Somehow, the story’s third act manages to be both trite and spectacularly confusing, with action sequences that feel familiar but make no sense. Without spoiling things, some characters, both good and bad, appear to stand idle as their allies get decimated by the opposition during the final battle, jumping into and out of the fray seemingly at random. It’s terribly clunky stuff, and it sadly sinks the film completely. Each of the main characters has an emotional epiphany amid all the commotion, but the feelings get lost in the whirlwind of illogical events.

Burton’s signature aesthetic often saves the day when the film is on the brink of disaster. The finalé sees an army of skeletons battle evil, invisible monsters on a pier, which doesn’t make a lick of sense but looks incredibly cool and harkens back to the glory days of Ray Harryhausen special effects. Another throwback to the claymation greats is a fun moment that sees Enoch reanimate two dolls and force them to fight on a tabletop; the handmade, stop-motion look still has a certain magic to it.

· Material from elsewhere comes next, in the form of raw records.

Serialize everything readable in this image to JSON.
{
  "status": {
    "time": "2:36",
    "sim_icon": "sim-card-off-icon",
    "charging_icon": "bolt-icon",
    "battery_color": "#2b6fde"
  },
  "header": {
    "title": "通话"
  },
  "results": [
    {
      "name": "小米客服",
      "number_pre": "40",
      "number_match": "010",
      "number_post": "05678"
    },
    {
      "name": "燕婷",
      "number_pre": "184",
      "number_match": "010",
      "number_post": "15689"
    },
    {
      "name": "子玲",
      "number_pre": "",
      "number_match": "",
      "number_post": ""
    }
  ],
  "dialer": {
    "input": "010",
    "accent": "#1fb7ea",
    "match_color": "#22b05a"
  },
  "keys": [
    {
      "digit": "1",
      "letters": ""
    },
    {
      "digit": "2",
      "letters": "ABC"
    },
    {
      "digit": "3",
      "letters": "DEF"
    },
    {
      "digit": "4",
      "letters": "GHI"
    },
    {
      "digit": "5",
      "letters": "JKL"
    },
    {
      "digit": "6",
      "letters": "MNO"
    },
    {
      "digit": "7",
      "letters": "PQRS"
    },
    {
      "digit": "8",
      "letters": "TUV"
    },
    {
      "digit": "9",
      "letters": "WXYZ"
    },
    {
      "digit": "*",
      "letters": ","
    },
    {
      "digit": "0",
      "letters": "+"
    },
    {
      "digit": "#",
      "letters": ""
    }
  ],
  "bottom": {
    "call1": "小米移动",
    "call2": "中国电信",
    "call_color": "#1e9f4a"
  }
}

Also keeping the film afloat is Green, who’s perfectly prim, tough-as-nails, and gives the film a sense of weight that the younger actors try but fail to deliver. Butterfield is up and down, at times looking a little lost. He’s a natural hero type and has some good moments (his exchanges with O’Dowd are slick), but he often doesn’t seem to project quite enough when the scene calls for big emotion.

Miss Peregrine’s Home for Peculiar Children will likely be another forgotten entry in Burton’s expansive oeuvre, but its charms are not to be written off. Some of the bizarre character designs do capture the imagination, and kids used to gorging on blockbuster YA schlock will likely find themselves marveling (no pun intended) at the movie’s alternative take on the “gifted youngsters” gimmick.